I team hanno bisogno di parlare tra loro per lavorare insieme, ma troppa comunicazione potrebbe non essere una buona cosa per i più piccoli collaboratori. Una nuova ricerca condotta da un gruppo che comprende i fisici di Pitt mostra che troppo poca e troppa comunicazione può ostacolare il modo in cui le cellule rispondono al loro ambiente. I risultati potrebbero avere implicazioni per comprendere come i gruppi di cellule, dalle raccolte di amebe a quelle che governano il ritmo del cuore, si uniscono per svolgere il proprio lavoro.
“Le cellule devono lavorare insieme per eseguire compiti complessi, che possono includere la sincronizzazione insieme, l’esecuzione di una funzione tutta in una volta”, ha affermato Ryan Lefebre (nella foto a sinistra), co-autore principale dell’articolo e studente di dottorato in fisica presso la Kenneth P. Dietrich School of Arts and Sciences. “Si potrebbe pensare che quanto meglio riescono a comunicare tra loro, tanto più diventano più sincronizzati. Ma questo non è del tutto vero”.
Mentre gli scienziati hanno studiato approfonditamente il modo in cui alcuni tipi di cellule cerebrali apprendono in gruppo, lo stesso non vale per le cellule che non possono stabilire connessioni complesse e specializzate tra loro. Eppure, in molti casi, anche queste cellule più semplici riescono a coordinarsi in risposta al loro ambiente.
Per studiare questo coordinamento, i ricercatori di Pitt hanno lavorato con i colleghi dell’Oregon State University per mettere insieme un sistema semplificato per studiare un tipo di cellula cerebrale che comunica con sostanze chimiche in modo più semplice, somigliando agli organismi unicellulari e alle cellule che compongono il resto del nostro corpo.
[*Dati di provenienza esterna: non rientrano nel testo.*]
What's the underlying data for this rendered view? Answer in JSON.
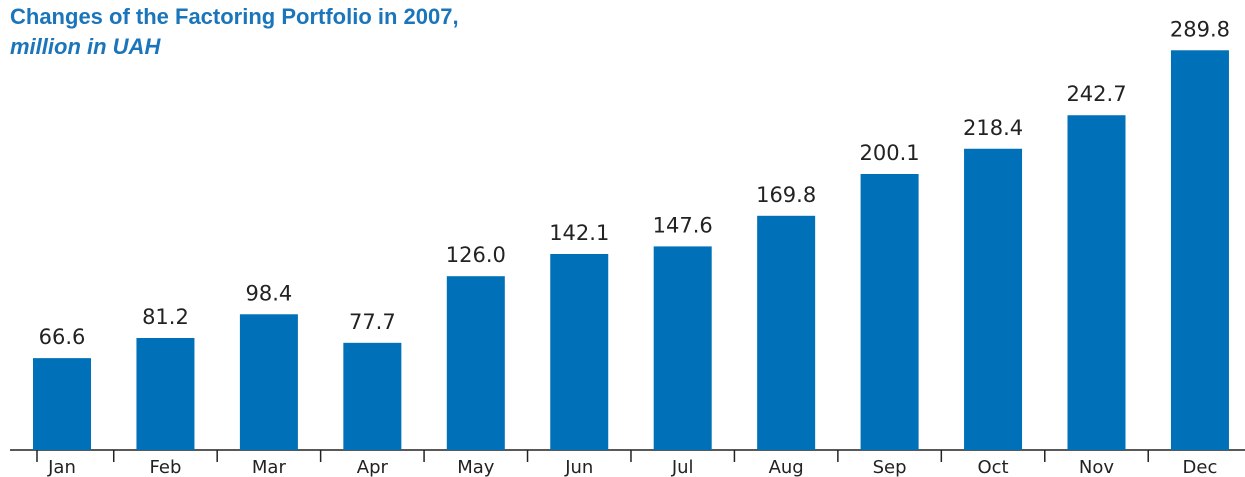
{
  "chart_data": {
    "type": "bar",
    "title": "Changes of the Factoring Portfolio in 2007,",
    "subtitle": "million in UAH",
    "categories": [
      "Jan",
      "Feb",
      "Mar",
      "Apr",
      "May",
      "Jun",
      "Jul",
      "Aug",
      "Sep",
      "Oct",
      "Nov",
      "Dec"
    ],
    "values": [
      66.6,
      81.2,
      98.4,
      77.7,
      126.0,
      142.1,
      147.6,
      169.8,
      200.1,
      218.4,
      242.7,
      289.8
    ],
    "value_labels": [
      "66.6",
      "81.2",
      "98.4",
      "77.7",
      "126.0",
      "142.1",
      "147.6",
      "169.8",
      "200.1",
      "218.4",
      "242.7",
      "289.8"
    ],
    "color": "#0070b8",
    "ylim": [
      0,
      290
    ]
  }
}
Delineando il comportamento della rete di queste cellule è stata rivelata una quantità ottimale di comunicazione – né troppa né troppo poca – che consente loro di rispondere insieme al proprio ambiente. Il gruppo pubblicato i loro risultati nella rivista Proceedings of the National Academy of Sciences il 6 settembre.
Inizialmente i ricercatori erano perplessi sui risultati dell’esperimento, ha detto il coautore Andrea Mugler (foto a destra), professore associato di fisica alla Dietrich School e consigliere di Lefebre.
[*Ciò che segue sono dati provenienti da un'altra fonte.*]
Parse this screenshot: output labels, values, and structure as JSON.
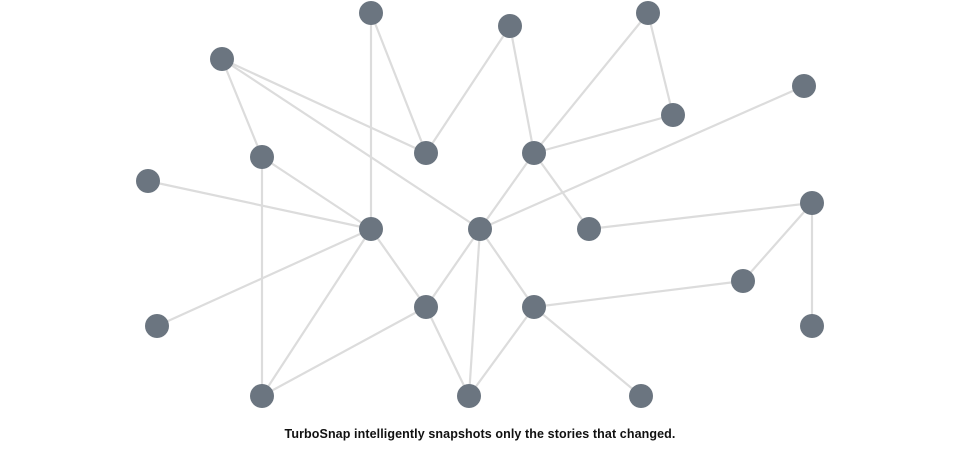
{
  "caption": "TurboSnap intelligently snapshots only the stories that changed.",
  "colors": {
    "node": "#6b7580",
    "edge": "#dcdcdc",
    "text": "#111111"
  },
  "graph": {
    "nodes": [
      {
        "id": "n1"
      },
      {
        "id": "n2"
      },
      {
        "id": "n3"
      },
      {
        "id": "n4"
      },
      {
        "id": "n5"
      },
      {
        "id": "n6"
      },
      {
        "id": "n7"
      },
      {
        "id": "n8"
      },
      {
        "id": "n9"
      },
      {
        "id": "n10"
      },
      {
        "id": "n11"
      },
      {
        "id": "n12"
      },
      {
        "id": "n13"
      },
      {
        "id": "n14"
      },
      {
        "id": "n15"
      },
      {
        "id": "n16"
      },
      {
        "id": "n17"
      },
      {
        "id": "n18"
      },
      {
        "id": "n19"
      },
      {
        "id": "n20"
      },
      {
        "id": "n21"
      },
      {
        "id": "n22"
      },
      {
        "id": "n23"
      }
    ],
    "edges": [
      [
        "n1",
        "n10"
      ],
      [
        "n1",
        "n8"
      ],
      [
        "n2",
        "n8"
      ],
      [
        "n2",
        "n9"
      ],
      [
        "n3",
        "n9"
      ],
      [
        "n3",
        "n6"
      ],
      [
        "n4",
        "n7"
      ],
      [
        "n4",
        "n8"
      ],
      [
        "n4",
        "n12"
      ],
      [
        "n5",
        "n12"
      ],
      [
        "n6",
        "n7"
      ],
      [
        "n6",
        "n14"
      ],
      [
        "n7",
        "n9"
      ],
      [
        "n7",
        "n15"
      ],
      [
        "n10",
        "n13"
      ],
      [
        "n10",
        "n21"
      ],
      [
        "n11",
        "n13"
      ],
      [
        "n12",
        "n14"
      ],
      [
        "n12",
        "n19"
      ],
      [
        "n13",
        "n17"
      ],
      [
        "n13",
        "n20"
      ],
      [
        "n13",
        "n18"
      ],
      [
        "n14",
        "n18"
      ],
      [
        "n14",
        "n22"
      ],
      [
        "n14",
        "n19"
      ],
      [
        "n15",
        "n16"
      ],
      [
        "n16",
        "n23"
      ],
      [
        "n16",
        "n21"
      ],
      [
        "n17",
        "n21"
      ]
    ]
  }
}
“Non abbiamo capito ciò che abbiamo visto finché non abbiamo scritto un modello matematico. Quindi potremmo approfondire e dire: “Prendiamo solo due celle””, ha detto Mugler. L’ampliamento di quel modello semplificato ha portato il team a comprendere come le interazioni tra le singole cellule producessero i modelli su larga scala della rete.
Il cambiamento della velocità delle fluttuazioni nell’ambiente della rete cellulare ha influenzato anche la capacità di risposta delle cellule: se l’ambiente cambia troppo rapidamente, le cellule non riescono a coordinarsi in modo efficace.
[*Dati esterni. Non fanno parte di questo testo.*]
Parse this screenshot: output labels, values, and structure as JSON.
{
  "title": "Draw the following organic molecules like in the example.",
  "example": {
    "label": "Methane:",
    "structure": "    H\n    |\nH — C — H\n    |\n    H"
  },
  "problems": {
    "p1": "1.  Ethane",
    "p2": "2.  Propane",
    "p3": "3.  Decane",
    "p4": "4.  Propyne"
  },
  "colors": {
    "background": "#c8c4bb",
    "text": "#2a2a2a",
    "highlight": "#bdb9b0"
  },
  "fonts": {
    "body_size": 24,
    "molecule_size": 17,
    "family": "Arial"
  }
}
La chiave dell’impostazione sperimentale del team sono le cellule di una parte del cervello importante per la riproduzione e il metabolismo. Reagiscono a una sostanza chimica chiamata ATP rilasciando calcio nel loro ambiente. I ricercatori sono stati in grado di modificare l’esperimento per alterare l’efficacia con cui le cellule trasmettevano messaggi chimici e hanno utilizzato le statistiche per mostrare quali cellule agiscono come “leader” e “seguaci” in un dato momento.
Il sistema, ha spiegato Mugler, è tipico di quelli preferiti dai fisici biologici come il suo team: è abbastanza realistico da assomigliare alle reti cellulari naturali ma abbastanza semplice da essere manipolato, studiato e descritto usando la matematica. “È una sandbox per il comportamento collettivo delle cellule”, ha detto Mugler. “Possiamo capirlo e controllarlo.”
Anche se questo è un primo passo nella comprensione di come le reti di cellule rispondono collettivamente al loro ambiente, la costruzione di tale comprensione può fornire informazioni su una serie di malattie, compreso il cancro. “Molte volte, quando si verifica un malfunzionamento nei tessuti, è dovuto a una mancanza di coordinamento tra le cellule”, ha detto Mugler. “Nella crescita del tumore e nelle metastasi, le cellule smettono di essere membri del team e acquisiscono una natura più individualistica e meno coordinata”.
Successivamente, il team sta lavorando alla modellazione di reti di cellule più complesse posizionando i neuroni in labirinti generati casualmente, trasformando in realtà idee provenienti da una branca della statistica chiamata teoria della percolazione.
“Penso che produrrà dei risultati piuttosto interessanti”, ha detto Mugler.